Mrs. Norton was my teacher. She privately summoned me to her desk that day, sensing quite rightly that there was an interior problem going on with me as a learner. During class, we typically went through problems or instruction together as a classroom of approximately 25 kids. There was little time for private instruction, and I was too embarrassed to ask questions about things everyone else seemed to understand.
At some point, I fell behind and checked out of the learning process. I began to believe that I could not do the work, that it was beyond me. I filled in the blanks with straight lines on a series of assignments, which was the impetus of my summons.
Quite afraid, I approached her desk, knowing deep-down why I was there. With a mysteriously stern yet kind and reassuring face, Mrs. Norton asked: “I was going through everyone’s assignments and I found this. What is going on?” I was mum.
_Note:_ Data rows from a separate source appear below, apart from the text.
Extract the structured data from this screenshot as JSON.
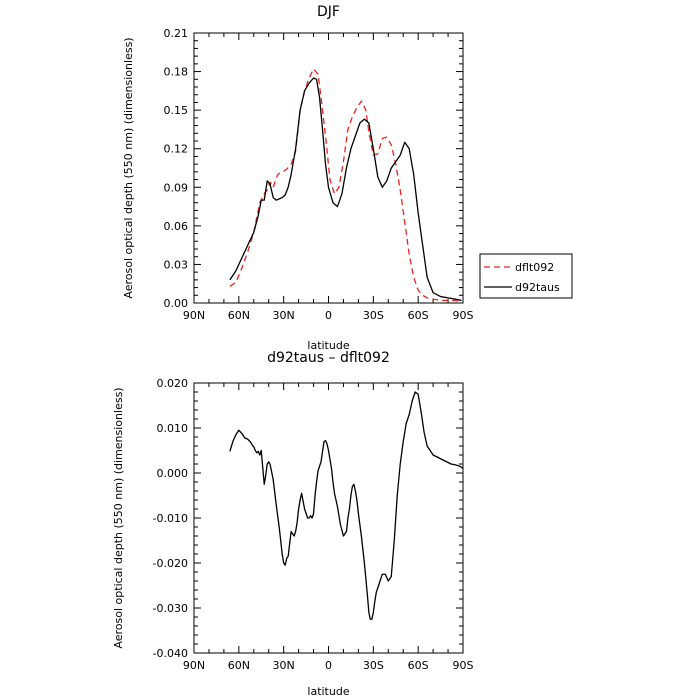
{
  "figure": {
    "panels_count": 2
  },
  "chart_data": [
    {
      "type": "line",
      "title": "DJF",
      "xlabel": "latitude",
      "ylabel": "Aerosol optical depth (550 nm) (dimensionless)",
      "xlim": [
        90,
        -90
      ],
      "ylim": [
        0,
        0.21
      ],
      "x_ticks": [
        90,
        60,
        30,
        0,
        -30,
        -60,
        -90
      ],
      "x_tick_labels": [
        "90N",
        "60N",
        "30N",
        "0",
        "30S",
        "60S",
        "90S"
      ],
      "y_ticks": [
        0,
        0.03,
        0.06,
        0.09,
        0.12,
        0.15,
        0.18,
        0.21
      ],
      "y_tick_labels": [
        "0.00",
        "0.03",
        "0.06",
        "0.09",
        "0.12",
        "0.15",
        "0.18",
        "0.21"
      ],
      "legend": {
        "placement": "outside-right",
        "entries": [
          "dflt092",
          "d92taus"
        ]
      },
      "series": [
        {
          "name": "dflt092",
          "color": "#e8231f",
          "dash": "dashed",
          "x": [
            66,
            62,
            58,
            54,
            50,
            46,
            43,
            41,
            39,
            37,
            34,
            31,
            28,
            25,
            22,
            19,
            16,
            13,
            10,
            7,
            5,
            2,
            -1,
            -4,
            -7,
            -10,
            -13,
            -16,
            -19,
            -22,
            -25,
            -27,
            -30,
            -33,
            -36,
            -39,
            -42,
            -45,
            -48,
            -51,
            -54,
            -57,
            -60,
            -63,
            -66,
            -70,
            -75,
            -80,
            -85,
            -89
          ],
          "values": [
            0.013,
            0.016,
            0.027,
            0.04,
            0.055,
            0.078,
            0.085,
            0.088,
            0.094,
            0.09,
            0.1,
            0.102,
            0.104,
            0.108,
            0.118,
            0.15,
            0.165,
            0.175,
            0.182,
            0.178,
            0.16,
            0.13,
            0.096,
            0.085,
            0.09,
            0.11,
            0.135,
            0.145,
            0.152,
            0.157,
            0.15,
            0.133,
            0.115,
            0.116,
            0.128,
            0.129,
            0.123,
            0.108,
            0.088,
            0.063,
            0.038,
            0.02,
            0.01,
            0.006,
            0.004,
            0.003,
            0.002,
            0.002,
            0.002,
            0.001
          ]
        },
        {
          "name": "d92taus",
          "color": "#000000",
          "dash": "solid",
          "x": [
            66,
            62,
            58,
            54,
            50,
            47,
            45,
            43,
            41,
            39,
            37,
            35,
            33,
            31,
            29,
            27,
            25,
            22,
            19,
            16,
            13,
            10,
            8,
            6,
            4,
            2,
            0,
            -3,
            -6,
            -9,
            -12,
            -15,
            -18,
            -21,
            -24,
            -27,
            -30,
            -33,
            -36,
            -39,
            -42,
            -45,
            -48,
            -51,
            -54,
            -57,
            -60,
            -63,
            -66,
            -70,
            -75,
            -80,
            -85,
            -89
          ],
          "values": [
            0.018,
            0.025,
            0.035,
            0.045,
            0.055,
            0.068,
            0.08,
            0.08,
            0.095,
            0.092,
            0.082,
            0.08,
            0.081,
            0.082,
            0.084,
            0.09,
            0.1,
            0.12,
            0.15,
            0.165,
            0.171,
            0.175,
            0.174,
            0.16,
            0.135,
            0.108,
            0.09,
            0.078,
            0.075,
            0.085,
            0.105,
            0.12,
            0.13,
            0.14,
            0.143,
            0.14,
            0.12,
            0.098,
            0.09,
            0.095,
            0.105,
            0.11,
            0.115,
            0.125,
            0.12,
            0.1,
            0.07,
            0.045,
            0.02,
            0.008,
            0.005,
            0.004,
            0.003,
            0.002
          ]
        }
      ]
    },
    {
      "type": "line",
      "title": "d92taus – dflt092",
      "xlabel": "latitude",
      "ylabel": "Aerosol optical depth (550 nm) (dimensionless)",
      "xlim": [
        90,
        -90
      ],
      "ylim": [
        -0.04,
        0.02
      ],
      "x_ticks": [
        90,
        60,
        30,
        0,
        -30,
        -60,
        -90
      ],
      "x_tick_labels": [
        "90N",
        "60N",
        "30N",
        "0",
        "30S",
        "60S",
        "90S"
      ],
      "y_ticks": [
        -0.04,
        -0.03,
        -0.02,
        -0.01,
        0,
        0.01,
        0.02
      ],
      "y_tick_labels": [
        "-0.040",
        "-0.030",
        "-0.020",
        "-0.010",
        "0.000",
        "0.010",
        "0.020"
      ],
      "series": [
        {
          "color": "#000000",
          "dash": "solid",
          "x": [
            66,
            64,
            62,
            60,
            58,
            56,
            54,
            52,
            51,
            50,
            49,
            48,
            47,
            46,
            45,
            44,
            43,
            42,
            41,
            40,
            39,
            37,
            35,
            33,
            31,
            30,
            29,
            28,
            27,
            25,
            23,
            22,
            21,
            20,
            19,
            18,
            16,
            14,
            13,
            12,
            11,
            10,
            9,
            8,
            7,
            5,
            3,
            2,
            1,
            0,
            -1,
            -2,
            -3,
            -4,
            -6,
            -8,
            -10,
            -11,
            -12,
            -13,
            -14,
            -15,
            -16,
            -17,
            -18,
            -19,
            -20,
            -22,
            -24,
            -26,
            -27,
            -28,
            -29,
            -30,
            -31,
            -32,
            -34,
            -36,
            -38,
            -40,
            -42,
            -44,
            -46,
            -48,
            -50,
            -52,
            -54,
            -56,
            -58,
            -60,
            -62,
            -64,
            -66,
            -68,
            -70,
            -73,
            -76,
            -79,
            -82,
            -85,
            -88,
            -90
          ],
          "values": [
            0.0048,
            0.007,
            0.0085,
            0.0095,
            0.0088,
            0.0078,
            0.0075,
            0.0068,
            0.0062,
            0.0058,
            0.005,
            0.0045,
            0.0048,
            0.004,
            0.005,
            0.0012,
            -0.0025,
            -0.0005,
            0.002,
            0.0025,
            0.0018,
            -0.0015,
            -0.007,
            -0.012,
            -0.018,
            -0.02,
            -0.0205,
            -0.019,
            -0.0185,
            -0.013,
            -0.014,
            -0.013,
            -0.011,
            -0.008,
            -0.006,
            -0.0045,
            -0.008,
            -0.01,
            -0.01,
            -0.0095,
            -0.01,
            -0.009,
            -0.005,
            -0.002,
            0.0005,
            0.0025,
            0.007,
            0.0072,
            0.0065,
            0.005,
            0.003,
            0.001,
            -0.002,
            -0.0045,
            -0.0075,
            -0.0115,
            -0.014,
            -0.0135,
            -0.013,
            -0.01,
            -0.008,
            -0.005,
            -0.003,
            -0.0025,
            -0.004,
            -0.006,
            -0.009,
            -0.014,
            -0.02,
            -0.027,
            -0.031,
            -0.0325,
            -0.0325,
            -0.031,
            -0.0285,
            -0.0265,
            -0.0245,
            -0.0225,
            -0.0225,
            -0.024,
            -0.023,
            -0.015,
            -0.005,
            0.002,
            0.007,
            0.011,
            0.013,
            0.016,
            0.018,
            0.0175,
            0.0135,
            0.009,
            0.006,
            0.005,
            0.004,
            0.0035,
            0.003,
            0.0025,
            0.002,
            0.0018,
            0.0015,
            0.001
          ]
        }
      ]
    }
  ]
}
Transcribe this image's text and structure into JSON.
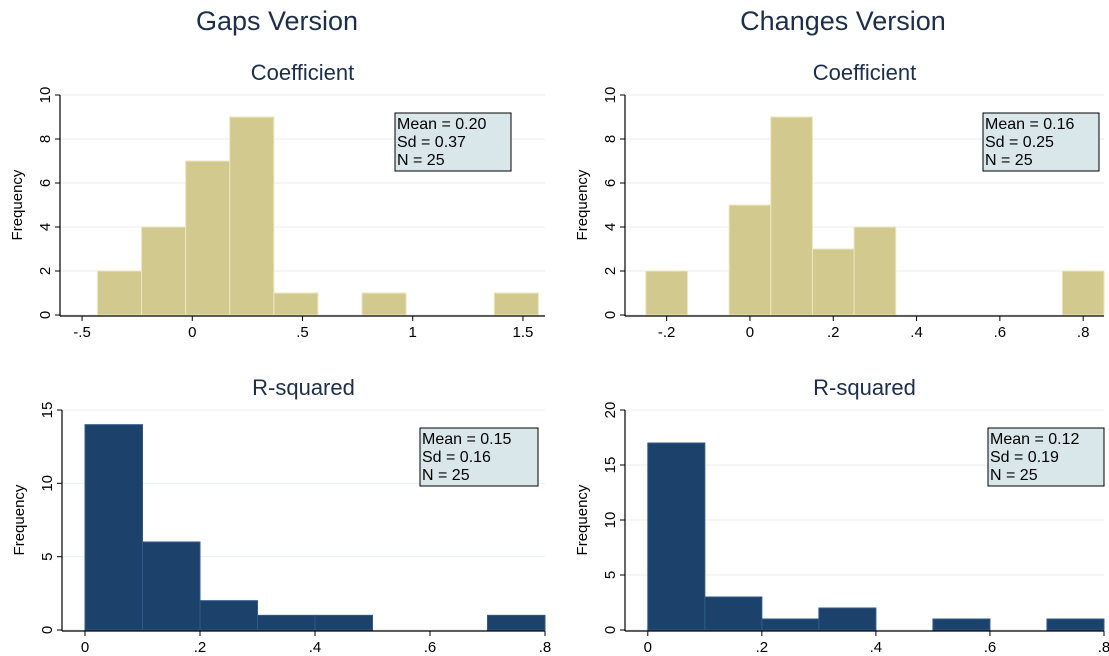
{
  "column_titles": [
    "Gaps Version",
    "Changes Version"
  ],
  "colors": {
    "coefficient_bar": "#d2c98f",
    "coefficient_bar_stroke": "#ece6bf",
    "rsquared_bar": "#1c426b",
    "rsquared_bar_stroke": "#2f5a86",
    "stats_box": "#d9e6ea",
    "grid": "#e9eef0",
    "title": "#1c2e4a"
  },
  "chart_data": [
    {
      "type": "bar",
      "column": "Gaps Version",
      "title": "Coefficient",
      "ylabel": "Frequency",
      "xlim": [
        -0.6,
        1.6
      ],
      "ylim": [
        0,
        10
      ],
      "xticks": [
        -0.5,
        0,
        0.5,
        1,
        1.5
      ],
      "xtick_labels": [
        "-.5",
        "0",
        ".5",
        "1",
        "1.5"
      ],
      "yticks": [
        0,
        2,
        4,
        6,
        8,
        10
      ],
      "ytick_labels": [
        "0",
        "2",
        "4",
        "6",
        "8",
        "10"
      ],
      "bin_edges": [
        -0.43,
        -0.23,
        -0.03,
        0.17,
        0.37,
        0.57,
        0.77,
        0.97,
        1.17,
        1.37,
        1.57
      ],
      "values": [
        2,
        4,
        7,
        9,
        1,
        0,
        1,
        0,
        0,
        1
      ],
      "stats": [
        "Mean = 0.20",
        "Sd = 0.37",
        "N = 25"
      ],
      "stats_position": "top-right",
      "color_key": "coefficient"
    },
    {
      "type": "bar",
      "column": "Changes Version",
      "title": "Coefficient",
      "ylabel": "Frequency",
      "xlim": [
        -0.3,
        0.85
      ],
      "ylim": [
        0,
        10
      ],
      "xticks": [
        -0.2,
        0,
        0.2,
        0.4,
        0.6,
        0.8
      ],
      "xtick_labels": [
        "-.2",
        "0",
        ".2",
        ".4",
        ".6",
        ".8"
      ],
      "yticks": [
        0,
        2,
        4,
        6,
        8,
        10
      ],
      "ytick_labels": [
        "0",
        "2",
        "4",
        "6",
        "8",
        "10"
      ],
      "bin_edges": [
        -0.25,
        -0.15,
        -0.05,
        0.05,
        0.15,
        0.25,
        0.35,
        0.45,
        0.55,
        0.65,
        0.75,
        0.85
      ],
      "values": [
        2,
        0,
        5,
        9,
        3,
        4,
        0,
        0,
        0,
        0,
        2
      ],
      "stats": [
        "Mean = 0.16",
        "Sd = 0.25",
        "N = 25"
      ],
      "stats_position": "top-right",
      "color_key": "coefficient"
    },
    {
      "type": "bar",
      "column": "Gaps Version",
      "title": "R-squared",
      "ylabel": "Frequency",
      "xlim": [
        -0.04,
        0.8
      ],
      "ylim": [
        0,
        15
      ],
      "xticks": [
        0,
        0.2,
        0.4,
        0.6,
        0.8
      ],
      "xtick_labels": [
        "0",
        ".2",
        ".4",
        ".6",
        ".8"
      ],
      "yticks": [
        0,
        5,
        10,
        15
      ],
      "ytick_labels": [
        "0",
        "5",
        "10",
        "15"
      ],
      "bin_edges": [
        0,
        0.1,
        0.2,
        0.3,
        0.4,
        0.5,
        0.6,
        0.7,
        0.8
      ],
      "values": [
        14,
        6,
        2,
        1,
        1,
        0,
        0,
        1
      ],
      "stats": [
        "Mean = 0.15",
        "Sd = 0.16",
        "N = 25"
      ],
      "stats_position": "top-right",
      "color_key": "rsquared"
    },
    {
      "type": "bar",
      "column": "Changes Version",
      "title": "R-squared",
      "ylabel": "Frequency",
      "xlim": [
        -0.04,
        0.8
      ],
      "ylim": [
        0,
        20
      ],
      "xticks": [
        0,
        0.2,
        0.4,
        0.6,
        0.8
      ],
      "xtick_labels": [
        "0",
        ".2",
        ".4",
        ".6",
        ".8"
      ],
      "yticks": [
        0,
        5,
        10,
        15,
        20
      ],
      "ytick_labels": [
        "0",
        "5",
        "10",
        "15",
        "20"
      ],
      "bin_edges": [
        0,
        0.1,
        0.2,
        0.3,
        0.4,
        0.5,
        0.6,
        0.7,
        0.8
      ],
      "values": [
        17,
        3,
        1,
        2,
        0,
        1,
        0,
        1
      ],
      "stats": [
        "Mean = 0.12",
        "Sd = 0.19",
        "N = 25"
      ],
      "stats_position": "top-right",
      "color_key": "rsquared"
    }
  ]
}
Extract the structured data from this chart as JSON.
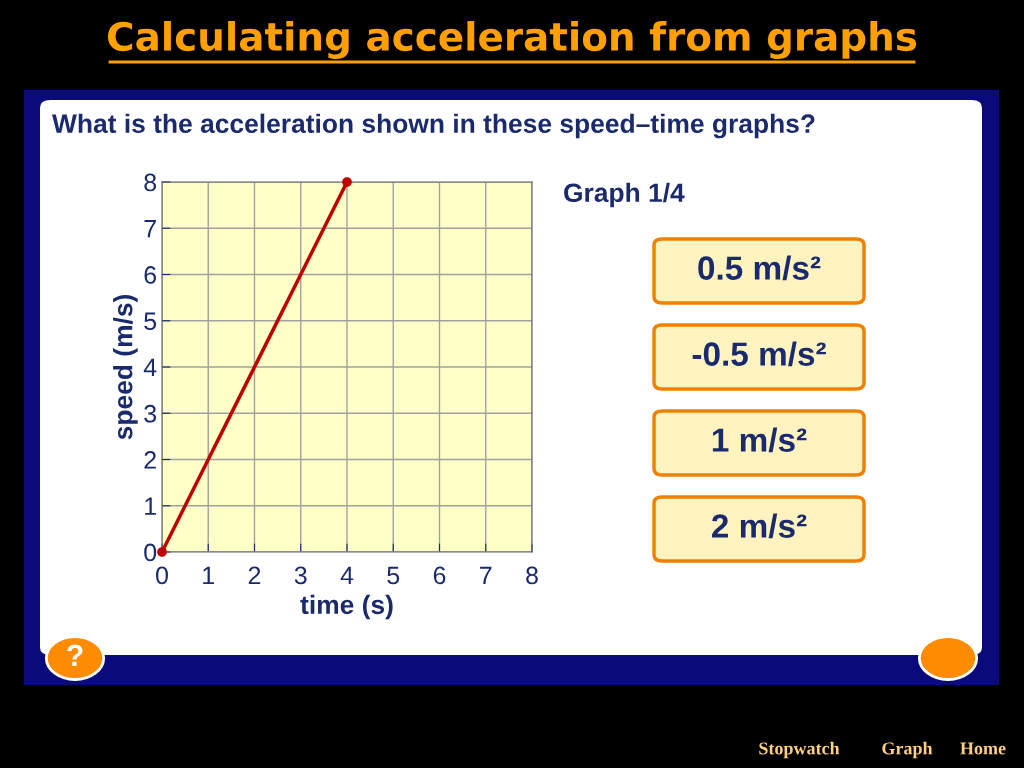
{
  "chart_data": {
    "type": "line",
    "title": "Calculating acceleration from graphs",
    "subtitle": "What is the acceleration shown in these speed–time graphs?",
    "xlabel": "time (s)",
    "ylabel": "speed (m/s)",
    "x": [
      0,
      4
    ],
    "series": [
      {
        "color": "#c00000",
        "values": [
          0,
          8
        ]
      }
    ],
    "xlim": [
      0,
      8
    ],
    "ylim": [
      0,
      8
    ],
    "xticks": [
      0,
      1,
      2,
      3,
      4,
      5,
      6,
      7,
      8
    ],
    "yticks": [
      0,
      1,
      2,
      3,
      4,
      5,
      6,
      7,
      8
    ],
    "grid": true,
    "marker": "circle",
    "line_style": "solid",
    "legend": false,
    "annotations": [
      "Graph 1/4",
      "0.5 m/s²",
      "-0.5 m/s²",
      "1 m/s²",
      "2 m/s²",
      "?",
      "Stopwatch",
      "Graph",
      "Home"
    ]
  }
}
“Is everything okay at home?” “Yes,” I replied.
“Is this your best work?” “No.”
“If you needed help, why didn’t you ask?
Silence. “Are you afraid to ask questions?” A little more silence and then “Yes.”
“How come?” “I feel stupid when I ask questions.”
After this, my recall blurs, but at this point, she reassured me that it was always okay to ask questions, that it was part of learning, and not to worry what others—whether she or my peers—think about me. She let me know that she would always be there to support me when I raised my hand or asked questions of her personally. She told me that I was far more capable than what I was currently demonstrating.
In a word, she re-instilled within me a trust for the learning process and confidence in myself as a learner. As hackneyed as it sounds, from then on, I believed in myself, that I could learn, and when I had a question, she would be there to support me. Looking back, I gratefully recall how Mrs. Norton lived up to her special promise of support for the rest of the year, and I was forever changed as a learner.
I will never know if Mrs. Norton was a student of humanist psychologist Carl Rogers, but my experience is a validation of some of his work and understanding of the human person and what motivates them. All teachers—whether in a homeschool or brick and mortar school—set the tone for their classroom and thus design the environmental conditions for learning.
Writing in 1957, Rogers laid out three hallmarks or qualities that he believed every counselor or teacher should possess, traits that will foster and create an environment for personal growth. These three qualities, in brief, are genuineness and sincerity, unconditional positive regard (perhaps best considered as “unconditional love”), and empathy.
In my case, as a first grader, I found these qualities in Mrs. Norton. She spoke to me just as clearly with her tone and demeanor as with her choice of words. Because she did so, I felt that I could trust her as a teacher. This trust was engendered because of her empathy, non-judgmental attitude, and genuineness or integrity.
The result is that she rekindled my interest in actually learning, rather than having me just surviving the daily classroom and bleakness outside. She guided me toward a better understanding of myself and my capability.
As Seton homeschooling parents, we can do the same. A consideration of our attitudes towards our children as students merits personal reflection. How could we be doing our job better? Where do we need help? These questions and more are ones we should not hesitate to ask as we take stock of our own homeschool.
Even if we are on target with the “what” we are teaching, oftentimes a wrench gets thrown into the works when it comes to the “how.” A consideration of Rogers’ three virtues for teachers and counselors, I believe, is a fine place to begin pondering how we can be more effective as parents and teachers.